A group of Iowa state lawmakers, consisting of five Democrats and one Republican, have sent Gov. Terry Branstad (R) a letter urging him to rethink his decision to shut down a prison mental health care ward in the state.
According to the San Francisco Chronicle, the lawmakers argue that the ward’s closure will be disruptive to inmates’ care, and that Branstad’s fiscal argument for closing the unit comes up short:
The proposed budget that Branstad put forward in February calls for closure of the $26 million, 200-bed facility in 2014. Prisoners would be transferred to prison medical units in Clarinda and Coralville and the new state penitentiary in Fort Madison. […]

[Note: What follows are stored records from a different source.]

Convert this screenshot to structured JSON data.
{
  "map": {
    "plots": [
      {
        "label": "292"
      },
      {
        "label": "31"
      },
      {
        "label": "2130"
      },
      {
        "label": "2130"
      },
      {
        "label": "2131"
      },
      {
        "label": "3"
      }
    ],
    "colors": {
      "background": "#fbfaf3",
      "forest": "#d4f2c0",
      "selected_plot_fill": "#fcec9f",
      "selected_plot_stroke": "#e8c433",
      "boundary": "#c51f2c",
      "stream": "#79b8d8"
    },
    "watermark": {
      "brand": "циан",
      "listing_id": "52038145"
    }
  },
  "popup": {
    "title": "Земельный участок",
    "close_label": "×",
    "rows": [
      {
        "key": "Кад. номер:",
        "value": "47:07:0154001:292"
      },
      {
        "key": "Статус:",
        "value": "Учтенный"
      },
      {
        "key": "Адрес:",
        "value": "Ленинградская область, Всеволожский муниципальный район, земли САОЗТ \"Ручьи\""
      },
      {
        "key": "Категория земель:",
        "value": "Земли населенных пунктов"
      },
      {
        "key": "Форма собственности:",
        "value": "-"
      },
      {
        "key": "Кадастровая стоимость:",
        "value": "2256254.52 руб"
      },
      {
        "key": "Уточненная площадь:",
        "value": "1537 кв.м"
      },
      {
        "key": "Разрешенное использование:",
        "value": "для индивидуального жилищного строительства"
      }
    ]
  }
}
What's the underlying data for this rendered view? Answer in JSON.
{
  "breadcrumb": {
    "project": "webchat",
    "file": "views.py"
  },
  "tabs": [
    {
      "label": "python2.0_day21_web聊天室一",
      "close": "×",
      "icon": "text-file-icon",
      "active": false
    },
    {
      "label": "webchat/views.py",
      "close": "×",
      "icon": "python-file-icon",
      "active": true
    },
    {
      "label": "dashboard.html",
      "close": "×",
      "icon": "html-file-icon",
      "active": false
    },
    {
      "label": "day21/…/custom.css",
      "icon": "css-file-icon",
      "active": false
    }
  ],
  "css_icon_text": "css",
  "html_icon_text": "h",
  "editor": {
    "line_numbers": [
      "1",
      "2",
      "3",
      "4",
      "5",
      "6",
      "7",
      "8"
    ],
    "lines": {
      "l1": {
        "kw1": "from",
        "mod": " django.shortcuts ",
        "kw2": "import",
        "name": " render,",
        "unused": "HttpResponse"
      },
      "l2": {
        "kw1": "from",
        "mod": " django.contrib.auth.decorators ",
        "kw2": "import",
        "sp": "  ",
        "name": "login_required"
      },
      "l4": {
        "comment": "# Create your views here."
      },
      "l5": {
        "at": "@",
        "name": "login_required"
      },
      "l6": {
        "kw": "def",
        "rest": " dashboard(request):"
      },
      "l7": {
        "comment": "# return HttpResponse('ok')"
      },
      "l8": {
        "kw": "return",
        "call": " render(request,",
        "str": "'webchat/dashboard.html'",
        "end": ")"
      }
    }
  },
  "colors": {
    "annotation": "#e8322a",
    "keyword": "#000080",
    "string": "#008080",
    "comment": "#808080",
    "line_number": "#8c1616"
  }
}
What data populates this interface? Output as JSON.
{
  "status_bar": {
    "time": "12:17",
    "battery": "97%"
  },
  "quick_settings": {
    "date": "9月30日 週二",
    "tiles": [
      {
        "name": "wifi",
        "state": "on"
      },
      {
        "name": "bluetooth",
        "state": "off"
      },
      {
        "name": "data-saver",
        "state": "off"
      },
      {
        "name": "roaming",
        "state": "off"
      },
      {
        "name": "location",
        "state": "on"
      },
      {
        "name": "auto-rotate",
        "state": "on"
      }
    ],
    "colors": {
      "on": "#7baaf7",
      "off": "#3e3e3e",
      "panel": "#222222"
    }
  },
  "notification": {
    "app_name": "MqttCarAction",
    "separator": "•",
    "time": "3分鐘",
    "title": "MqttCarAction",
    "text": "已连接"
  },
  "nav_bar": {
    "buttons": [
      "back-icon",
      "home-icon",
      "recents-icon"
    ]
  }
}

Tim Albrecht, a spokesman for the governor, said closing the facility and dispersing its inmates “more effectively utilizes the department’s resources” and inmates with mental health needs “will receive similar, if not greater, mental health care under this new plan.”
The lawmakers who sent the letter expressed concern that prisoners with mental health needs don’t acclimate well to change and by mixing them with the general inmate population it could stimulate behaviors that create an unsafe the working environment for corrections staff.
The lawmakers also say the building should be given a longer lifespan since the Legislature recently invested $18 million to upgrade the facility.
Branstad’s state budget director also stated that the projected savings from closing the mental health unit is $8 million — a drop in the bucket compared to Branstad’s $6.2 billion budget for fiscal year 2013.
Mental health care issues take a particularly harsh toll on the incarcerated population, and the lawmakers raising concerns to Branstad are correct in stating that abruptly removing them from their treatment centers will have a negative effect on their care and well-being. State budget cuts to mental health care programs have already encouraged a trend where prisons become de-facto asylums, and Branstad’s closure of the Iowa jail’s mental health ward will only exacerbate that problem by denying and disrupting inmates’ care.